Strategy's holdings have become one of the market's cleanest corporate Bitcoin proxies because the company buys BTC outright and reports those purchases publicly. Coinbase is a different beast. As the largest listed US crypto exchange and a major custodian for spot Bitcoin ETFs, it naturally aggregates massive balances across operational, institutional and client wallets. [3]
So yes, Coinbase tops Strategy in attributed holdings. But no, that does not mean Coinbase has made a bigger directional corporate bet on Bitcoin than Strategy has. One is primarily a custody and exchange infrastructure story, the other is an explicit treasury strategy.
That distinction is not just semantics. Custodied coins can flow in and out with client activity, ETF subscriptions or redemptions, and exchange rebalancing. Treasury coins are stickier unless management decides to sell, borrow against them, or issue capital to buy more.
Why Satoshi is still untouchable, for now
The other angle driving debate is whether any institution can eventually overtake Satoshi's estimated holdings. On paper, the answer is not impossible. If a corporate buyer keeps raising capital and hoovering up supply through cycles, the gap could close over a multi-year period.
That practical catch remains important: Satoshi's coins are effectively dormant, while modern institutional accumulation happens in a much tighter, more mature market with deeper competition for supply. Every large buyer now contends with ETFs, corporates, sovereign interest and long-term holders who are far less willing to part with coins cheaply.
That makes the "someone will flip Satoshi soon" line feel more like a neat headline than an imminent reality. Possible, yes. Close, not really.
The bigger takeaway is structural: Bitcoin$62,706.58 ownership is concentrating across custody venues, ETF pipelines and treasury vehicles. Coinbase's near-million BTC attribution underlines how much gravity has shifted towards large, regulated intermediaries.

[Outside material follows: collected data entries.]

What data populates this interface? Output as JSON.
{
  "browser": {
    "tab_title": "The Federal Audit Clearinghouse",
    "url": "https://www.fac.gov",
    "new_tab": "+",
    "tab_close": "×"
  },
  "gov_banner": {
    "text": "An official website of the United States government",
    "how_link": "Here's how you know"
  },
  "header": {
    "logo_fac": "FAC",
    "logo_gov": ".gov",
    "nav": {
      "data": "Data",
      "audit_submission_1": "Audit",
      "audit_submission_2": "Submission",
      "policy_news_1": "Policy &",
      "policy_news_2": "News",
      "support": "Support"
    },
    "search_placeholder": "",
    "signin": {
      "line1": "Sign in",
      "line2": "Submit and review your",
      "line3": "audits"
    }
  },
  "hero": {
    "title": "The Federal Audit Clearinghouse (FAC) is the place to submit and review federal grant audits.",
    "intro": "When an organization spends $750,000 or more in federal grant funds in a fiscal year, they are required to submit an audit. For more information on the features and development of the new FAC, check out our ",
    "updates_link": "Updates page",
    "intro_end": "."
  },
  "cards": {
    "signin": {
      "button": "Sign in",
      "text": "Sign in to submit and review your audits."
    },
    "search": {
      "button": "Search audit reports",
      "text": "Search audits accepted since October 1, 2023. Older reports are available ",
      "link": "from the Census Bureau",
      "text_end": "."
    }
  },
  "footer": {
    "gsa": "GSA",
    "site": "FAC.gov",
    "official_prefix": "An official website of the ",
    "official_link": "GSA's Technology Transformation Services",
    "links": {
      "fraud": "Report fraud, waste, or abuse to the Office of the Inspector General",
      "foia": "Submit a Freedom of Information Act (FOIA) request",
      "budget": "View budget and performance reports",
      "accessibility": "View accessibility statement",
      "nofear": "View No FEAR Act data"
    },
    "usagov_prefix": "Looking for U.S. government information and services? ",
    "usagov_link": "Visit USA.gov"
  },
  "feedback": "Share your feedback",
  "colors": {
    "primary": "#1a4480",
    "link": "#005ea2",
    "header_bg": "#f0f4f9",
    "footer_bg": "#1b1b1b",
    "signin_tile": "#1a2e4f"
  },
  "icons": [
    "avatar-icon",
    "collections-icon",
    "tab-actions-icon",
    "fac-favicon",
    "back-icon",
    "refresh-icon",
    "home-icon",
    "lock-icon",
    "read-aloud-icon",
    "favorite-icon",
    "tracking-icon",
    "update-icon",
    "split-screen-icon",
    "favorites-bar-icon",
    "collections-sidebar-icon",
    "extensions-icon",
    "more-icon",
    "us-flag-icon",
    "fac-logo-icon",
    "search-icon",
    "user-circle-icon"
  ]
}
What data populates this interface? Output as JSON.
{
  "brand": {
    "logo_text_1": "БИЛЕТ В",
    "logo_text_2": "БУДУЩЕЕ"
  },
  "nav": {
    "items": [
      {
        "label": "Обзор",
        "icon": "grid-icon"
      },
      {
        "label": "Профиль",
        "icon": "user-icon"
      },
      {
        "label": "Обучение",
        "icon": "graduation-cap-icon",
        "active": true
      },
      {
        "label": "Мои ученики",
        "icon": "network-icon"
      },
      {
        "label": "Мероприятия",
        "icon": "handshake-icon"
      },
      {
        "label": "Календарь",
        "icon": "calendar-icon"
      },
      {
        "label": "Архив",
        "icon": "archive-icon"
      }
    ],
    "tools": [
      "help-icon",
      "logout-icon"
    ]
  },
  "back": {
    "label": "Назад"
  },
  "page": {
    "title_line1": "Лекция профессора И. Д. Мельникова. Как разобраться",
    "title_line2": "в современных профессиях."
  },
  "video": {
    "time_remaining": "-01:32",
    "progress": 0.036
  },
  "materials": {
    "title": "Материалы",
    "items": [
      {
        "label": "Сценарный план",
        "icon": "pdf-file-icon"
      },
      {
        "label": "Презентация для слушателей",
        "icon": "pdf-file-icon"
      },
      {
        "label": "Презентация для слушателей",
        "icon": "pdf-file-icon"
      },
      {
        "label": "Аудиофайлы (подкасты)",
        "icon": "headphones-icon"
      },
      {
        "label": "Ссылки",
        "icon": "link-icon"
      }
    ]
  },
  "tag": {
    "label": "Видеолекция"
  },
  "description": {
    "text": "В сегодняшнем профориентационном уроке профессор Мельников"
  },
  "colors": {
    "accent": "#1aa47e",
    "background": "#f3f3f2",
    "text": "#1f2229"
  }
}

That is bullish if you view institutional plumbing as validation. It is less comforting if you worry about concentration risk, rehypothecation concerns, or the market's increasing dependence on a handful of custodians. Bitcoin was built to remove single points of failure, yet a large chunk of circulating supply now sits where operational and regulatory bottlenecks matter a great deal. [4]
For traders, this is not a fresh demand signal by itself. Arkham's list is mostly a snapshot of who holds what, not proof of new spot buying today. Treating it as a direct catalyst for BTC price would be a stretch.
The key thing that would invalidate the excitement is simple: if the market is reading Coinbase's attributed BTC as proprietary holdings rather than customer and custodial balances, the comparison to Strategy breaks down fast. Rich list rankings are useful, but without separating custody from treasury exposure, they can tell a slightly misleading story.